What This Means for Cybersecurity, AI, and Critical Infrastructure Companies
The new guidance signals a major shift: AI used in operational technology can no longer be treated as a generic IT deployment or governed solely through traditional enterprise AI risk frameworks. Systems that influence physical processes require higher scrutiny, rigorous testing, and robust oversight.

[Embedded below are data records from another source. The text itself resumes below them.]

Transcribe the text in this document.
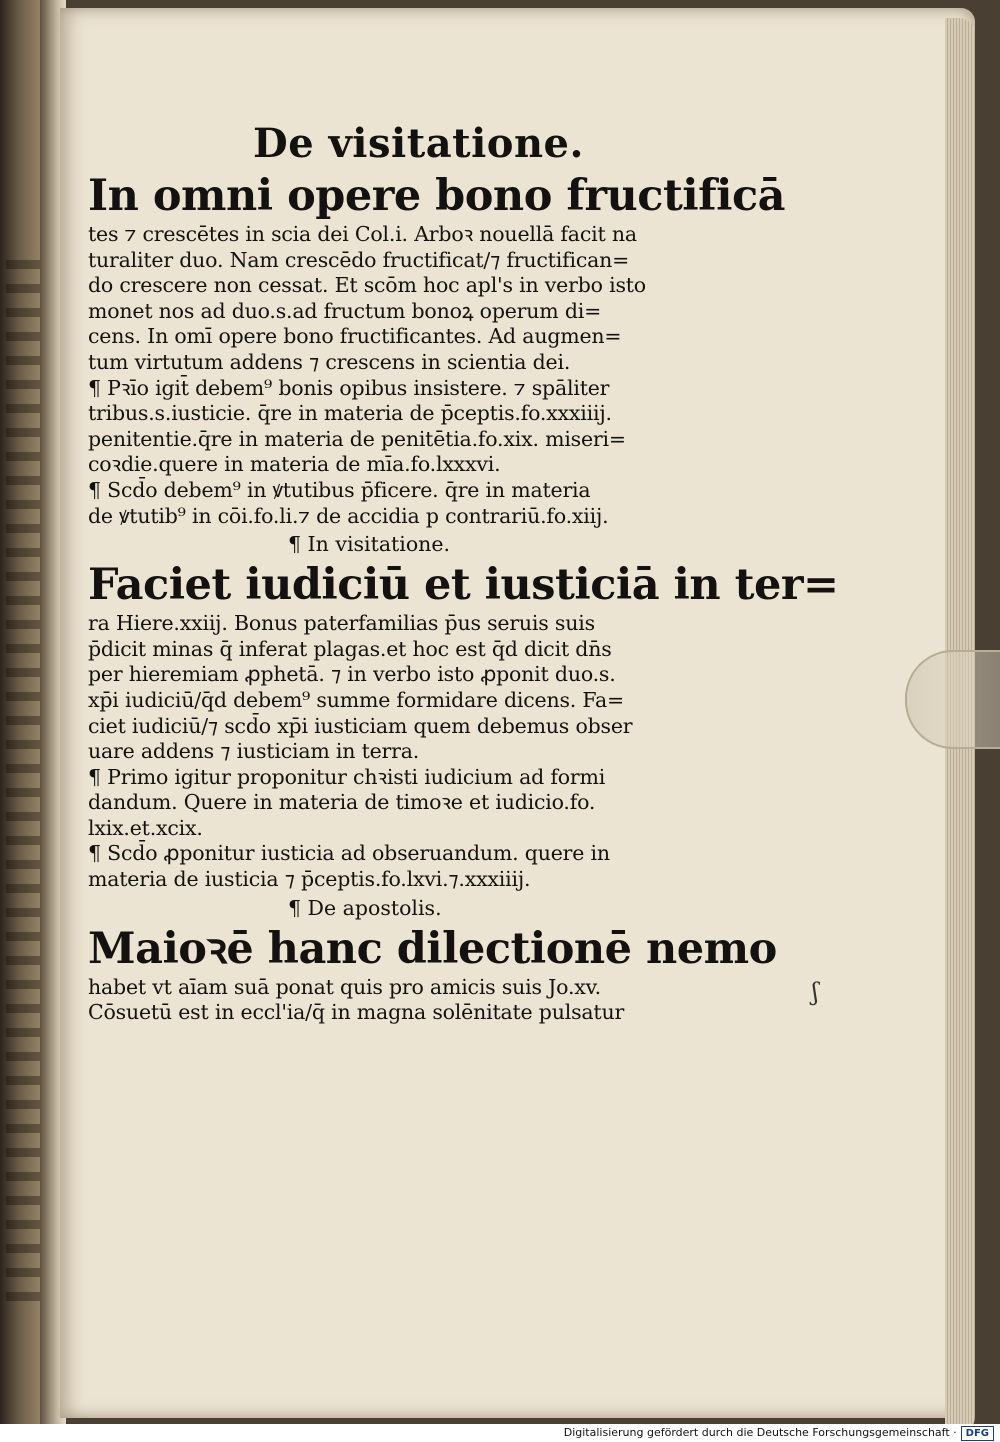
De visitatione.

In omni opere bono fructificā

tes ⁊ crescētes in scia dei Col.i. Arboꝛ nouellā facit na

turaliter duo. Nam crescēdo fructificat/⁊ fructifican=

do crescere non cessat. Et scōm hoc apl's in verbo isto

monet nos ad duo.s.ad fructum bonoꝝ operum di=

cens. In omī opere bono fructificantes. Ad augmen=

tum virtutum addens ⁊ crescens in scientia dei.

¶ Pꝛīo igit̄ debem⁹ bonis opibus insistere. ⁊ spāliter

tribus.s.iusticie. q̄re in materia de p̄ceptis.fo.xxxiiij.

penitentie.q̄re in materia de penitētia.fo.xix. miseri=

coꝛdie.quere in materia de mīa.fo.lxxxvi.

¶ Scd̄o debem⁹ in ꝟtutibus p̄ficere. q̄re in materia

de ꝟtutib⁹ in cōi.fo.li.⁊ de accidia p contrariū.fo.xiij.

¶ In visitatione.

Faciet iudiciū et iusticiā in ter=

ra Hiere.xxiij. Bonus paterfamilias p̄us seruis suis

p̄dicit minas q̄ inferat plagas.et hoc est q̄d dicit dn̄s

per hieremiam ꝓphetā. ⁊ in verbo isto ꝓponit duo.s.

xp̄i iudiciū/q̄d debem⁹ summe formidare dicens. Fa=

ciet iudiciū/⁊ scd̄o xp̄i iusticiam quem debemus obser

uare addens ⁊ iusticiam in terra.

¶ Primo igitur proponitur chꝛisti iudicium ad formi

dandum. Quere in materia de timoꝛe et iudicio.fo.

lxix.et.xcix.

¶ Scd̄o ꝓponitur iusticia ad obseruandum. quere in

materia de iusticia ⁊ p̄ceptis.fo.lxvi.⁊.xxxiiij.

¶ De apostolis.

Maioꝛē hanc dilectionē nemo

habet vt aīam suā ponat quis pro amicis suis Jo.xv.

Cōsuetū est in eccl'ia/q̄ in magna solēnitate pulsatur

ʃ
Digitalisierung gefördert durch die Deutsche Forschungsgemeinschaft · DFG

Its emphasis on AI-SBOMs, vendor transparency, human-in-the-loop oversight, continuous testing, and AI red-teaming indicates that regulators may soon expect organizations to implement comprehensive governance and risk-management structures. Supply chain accountability, explicit data usage policies, and documentation of model dependencies are likely to become regulatory requirements, ensuring both operators and vendors are responsible for AI security and functional safety. Continuous model validation, anomaly detection, AI-drift monitoring, model-integrity verification, and resilience testing may be codified as standard compliance practices, while integration of AI within existing OT security frameworks, including secure architectures for push-based data flows and AI-specific incident response, will likely be required rather than treating AI as a standalone system.
For cybersecurity companies, demand will grow for:
- AI-drift monitoring
- model-integrity validation
- OT-aware detection tools
- AI-specific incident response processes
- secure architectures for push-based data flows
For AI developers, the message is clear: secure-by-design and transparency-by-design are becoming mandatory expectations, especially regarding embedded AI in vendor devices and the handling of sensitive OT data.
For critical infrastructure organizations, the guidance provides a practical, structured roadmap for integrating AI, without compromising safety, reliability, or regulatory compliance. As AI adoption accelerates, these principles will likely shape procurement decisions, regulatory frameworks, and investment strategies for years to come. Taken together, these principles are likely to influence procurement requirements, regulatory expectations, and cross-border alignment on AI safety in critical infrastructure, reinforcing the need for early engagement between operators, vendors, and policymakers.